AI REGIO-Synthetic Data Generation Engine (SynData)
A flexible and extensible synthetic data generation engine based on mainstream statistics distributions and on timeseries generative AI techniques.
- Generation of: (a) fully synthetic data from scratch, (b) partially synthetic data to complement/augment any existing datasets based on:
- statistics distributions, e.g. for discrete data: Poisson, Binomial (Bernulli for trials = 1), Negative Binomial, Uniform Integer; for continuous data: Normal, Gamma (Exponential for shape = 1), Beta, Weibull, Uniform), that are relevant for certain columns; and
- machine learning techniques, e.g. Time-series Generative adversarial network (GAN)), to detect and analyse patterns and “inject” outliers in the synthetic dataset.
- User-friendly user interface allowing for: Configuring the synthetic data generation; Downloading the created synthetic dataset as csv file while previewing online a sample to confirm that it is according to the user’s expectations; Identifying any errors/problems that prevented the synthetic data generation through informative messages.
The AI REGIO Synthetic Data Generation Engine (SynData) asset allows a human to generate appropriate timeseries (IoT) data on-demand according to their needs through a combined data-driven and process-driven approach.

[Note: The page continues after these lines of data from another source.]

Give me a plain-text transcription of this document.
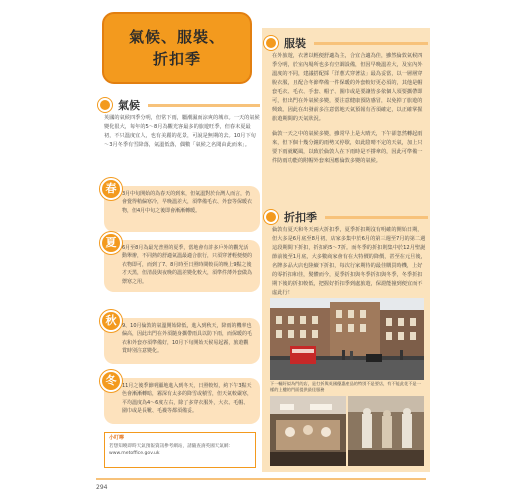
氣候、服裝、
折扣季
氣候
英國的氣候四季分明，但常下雨，屬潮濕而涼爽的城市。一天的氣候變化很大，每年的5～8月為觀光客最多的旅遊旺季，但春末夏最初，不只溫度宜人，也有美麗的花景，可說是無期的去。10月下旬～3月冬季有雪降落，氣溫低落，偶數「氣候之名聞由此而來」。
春	3月中旬開始的為春天的到來，但氣溫對於台灣人而言，仍會覺得稍偏寒冷，早晚溫差大，須準備毛衣、外套等保暖衣物，但4月中旬之後即會漸漸轉暖。
夏	6月至8月為最光普照的夏季，當地會有許多戶外的觀光活動舉辦，不同熱的舒適氣溫最適合旅行，只須穿著輕便便的衣物即可，而到了7、8月時至日照時間較長的晚上9點之後才天黑，但清晨與夜晚的溫差變化較大，須準件薄外套做為禦寒之用。
秋	9、10月倫敦的氣溫開始降低，進入到秋天，降雨的機率也偏高，因此出門在外須隨身攜帶雨具以防下雨，而保暖的毛衣和外套亦須準備好，10月下旬開始天候易起霧，旅遊觀賞時別注意變化。
冬	11月之後季節明顯地進入到冬天，日照較短，約下午3點天色會漸漸轉暗，霧深有太多的降雪或積雪，但天氣較嚴寒，平均溫度為4～6度左右，除了多穿衣服外，大衣、毛帽、圍巾或是長靴、毛襪等都須備妥。
小叮嚀
若想知曉即時天氣預報資訊參考網站，請隨查詢英國天氣網：www.metoffice.gov.uk
294
服裝
在外旅遊，衣著以輕便舒適為主，合宜合適為佳，雖然倫敦氣候四季分明，於室內場所也多有空調設備，但因早晚溫差大，及室內外溫度的不同，建議搭配採「洋蔥式穿著法」最為妥當，以一層層穿脫衣服，且配合冬節準備一件保暖的外套較好更必須的，其他是帽套毛衣、毛衣、手套、帽子、圍巾或是要讓皆多依個人須要攜帶即可，但出門在外氣候多變，要注意健康預防感冒，以免掉了旅遊的興致。因此在出發前多注意當地天氣預報有否須確定，以正確掌握旅遊期間的天氣狀況。
倫敦一天之中的氣候多變，雖常早上是大晴天，下午卻忽然轉起雨來，但下個十幾分鐘的雨勢又停歇，如此陰晴不定的天氣，加上只要下雨就颳風，以致於倫敦人在下雨時是不撐傘的，因此可準備一件防雨功能的附帽外套來因應倫敦多變的氣候。
折扣季
倫敦有夏天和冬天兩大折扣季，夏季折扣期沒有明確的開始日期，但大多是6月底至8月初，店家多集中於6月的第三週至7月的第二週這段期間下折扣，折扣約5～7折。而冬季的折扣則集中於12月聖誕節前後至1月底，大多數商家會有在大特價的降價，甚至在元旦後，名牌多品大店也陸續下折扣，每次行家期待的最佳購買時機，上好的零折扣和佳，髮體而今，夏季折扣與冬季折扣與冬季，冬季折扣期下後的折扣較低，把握好折扣季到處旅遊，保證能撞到便宜而不虛此行！
下一輛好似為門的店，是打折與英國優惠產品的特別不是要店，有不能此花不是一樣的上樓的門面提供最佳服務
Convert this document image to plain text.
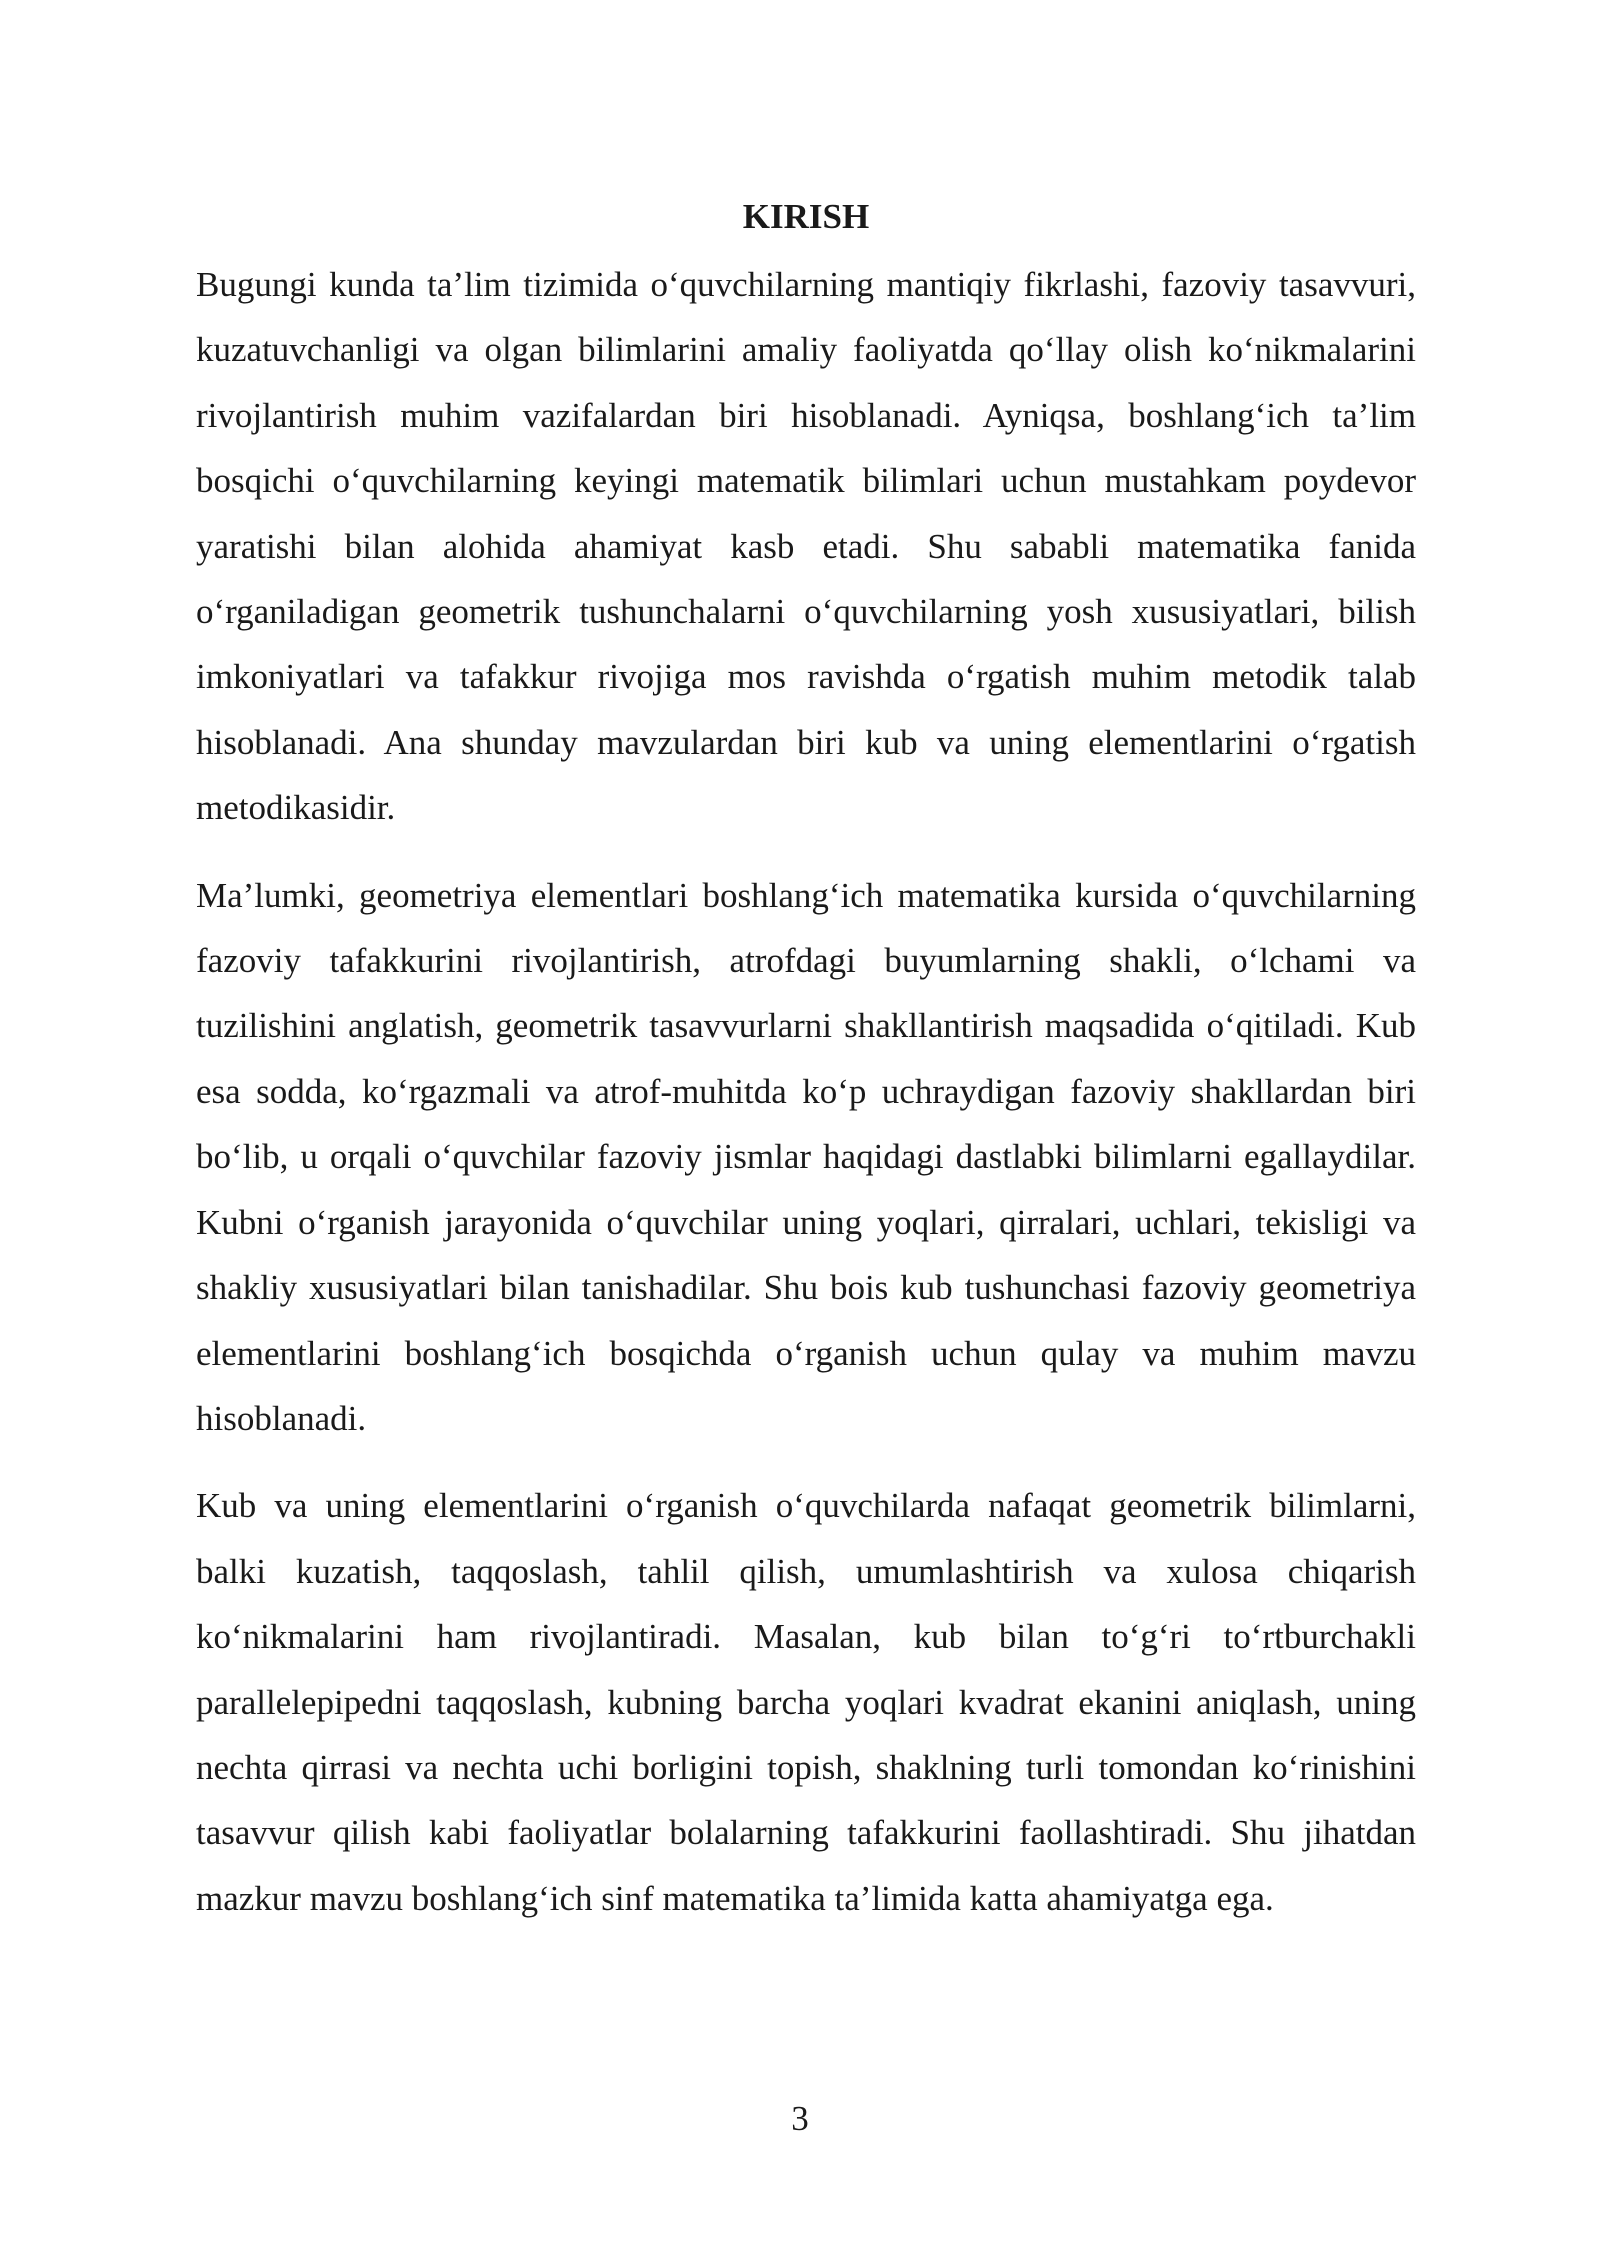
KIRISH

Bugungi kunda ta’lim tizimida o‘quvchilarning mantiqiy fikrlashi, fazoviy tasavvuri, kuzatuvchanligi va olgan bilimlarini amaliy faoliyatda qo‘llay olish ko‘nikmalarini rivojlantirish muhim vazifalardan biri hisoblanadi. Ayniqsa, boshlang‘ich ta’lim bosqichi o‘quvchilarning keyingi matematik bilimlari uchun mustahkam poydevor yaratishi bilan alohida ahamiyat kasb etadi. Shu sababli matematika fanida o‘rganiladigan geometrik tushunchalarni o‘quvchilarning yosh xususiyatlari, bilish imkoniyatlari va tafakkur rivojiga mos ravishda o‘rgatish muhim metodik talab hisoblanadi. Ana shunday mavzulardan biri kub va uning elementlarini o‘rgatish metodikasidir.

Ma’lumki, geometriya elementlari boshlang‘ich matematika kursida o‘quvchilarning fazoviy tafakkurini rivojlantirish, atrofdagi buyumlarning shakli, o‘lchami va tuzilishini anglatish, geometrik tasavvurlarni shakllantirish maqsadida o‘qitiladi. Kub esa sodda, ko‘rgazmali va atrof-muhitda ko‘p uchraydigan fazoviy shakllardan biri bo‘lib, u orqali o‘quvchilar fazoviy jismlar haqidagi dastlabki bilimlarni egallaydilar. Kubni o‘rganish jarayonida o‘quvchilar uning yoqlari, qirralari, uchlari, tekisligi va shakliy xususiyatlari bilan tanishadilar. Shu bois kub tushunchasi fazoviy geometriya elementlarini boshlang‘ich bosqichda o‘rganish uchun qulay va muhim mavzu hisoblanadi.

Kub va uning elementlarini o‘rganish o‘quvchilarda nafaqat geometrik bilimlarni, balki kuzatish, taqqoslash, tahlil qilish, umumlashtirish va xulosa chiqarish ko‘nikmalarini ham rivojlantiradi. Masalan, kub bilan to‘g‘ri to‘rtburchakli parallelepipedni taqqoslash, kubning barcha yoqlari kvadrat ekanini aniqlash, uning nechta qirrasi va nechta uchi borligini topish, shaklning turli tomondan ko‘rinishini tasavvur qilish kabi faoliyatlar bolalarning tafakkurini faollashtiradi. Shu jihatdan mazkur mavzu boshlang‘ich sinf matematika ta’limida katta ahamiyatga ega.

3
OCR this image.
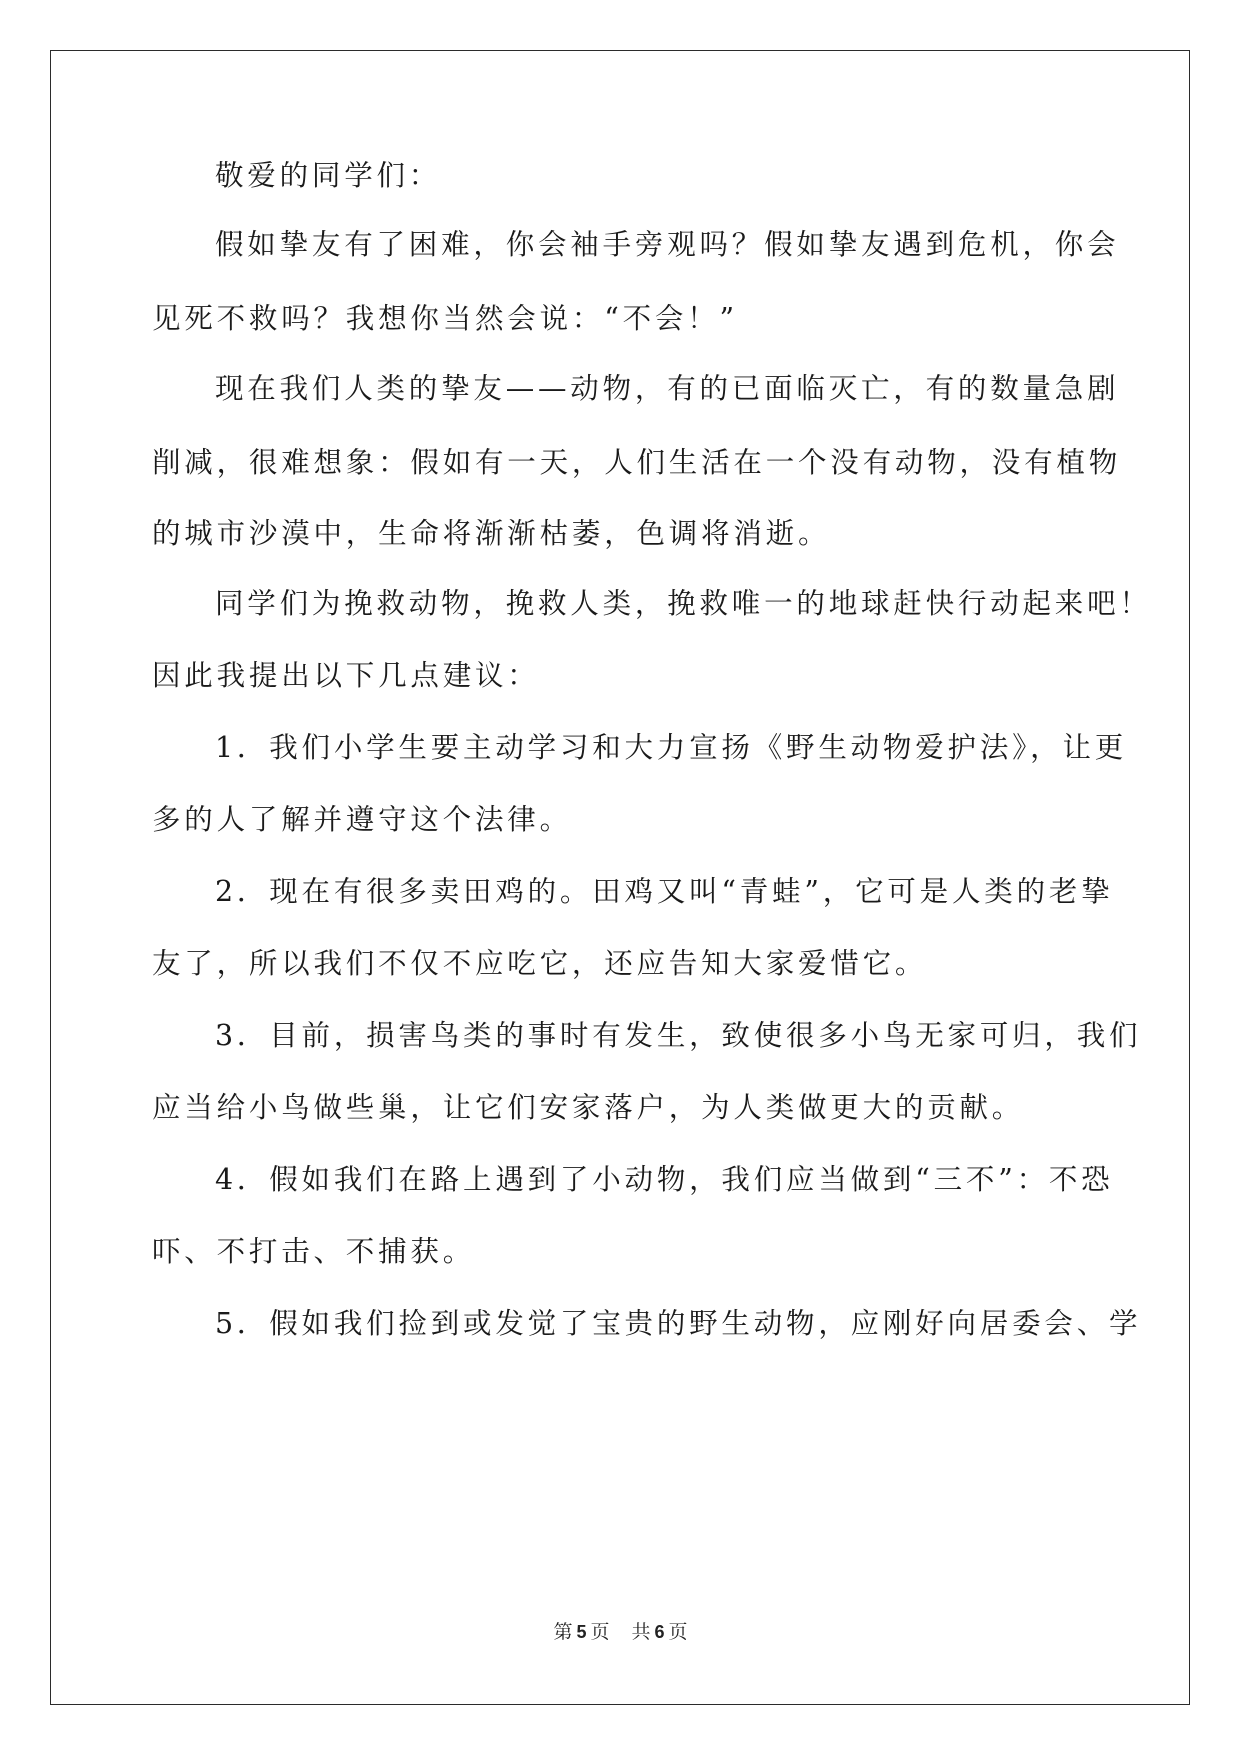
敬爱的同学们：

假如挚友有了困难，你会袖手旁观吗？假如挚友遇到危机，你会

见死不救吗？我想你当然会说：“不会！”

现在我们人类的挚友——动物，有的已面临灭亡，有的数量急剧

削减，很难想象：假如有一天，人们生活在一个没有动物，没有植物

的城市沙漠中，生命将渐渐枯萎，色调将消逝。

同学们为挽救动物，挽救人类，挽救唯一的地球赶快行动起来吧！

因此我提出以下几点建议：

1．我们小学生要主动学习和大力宣扬《野生动物爱护法》，让更

多的人了解并遵守这个法律。

2．现在有很多卖田鸡的。田鸡又叫“青蛙”，它可是人类的老挚

友了，所以我们不仅不应吃它，还应告知大家爱惜它。

3．目前，损害鸟类的事时有发生，致使很多小鸟无家可归，我们

应当给小鸟做些巢，让它们安家落户，为人类做更大的贡献。

4．假如我们在路上遇到了小动物，我们应当做到“三不”：不恐

吓、不打击、不捕获。

5．假如我们捡到或发觉了宝贵的野生动物，应刚好向居委会、学

第 5 页 共 6 页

Since the importance of synthetic data comes with its power of generating features to meet specific needs or conditions which otherwise would not be available in real-world data (e.g. for edge/sporadic cases not yet encountered, for overcoming confidentiality or privacy concerns), SynData aims at addressing the lack of representative IoT data to train artificial intelligence and machine learning (AI/ML) models.
Through SynData, the user is able to define the exact structure he/she wants to create in the synthetic dataset (if it has not been derived from an existing dataset). For each column, the user configures the set of rules that should be applied depending on the selected data type, the available options (from the supported synthetic data generation techniques) and the number of rows that are to be generated in the dataset.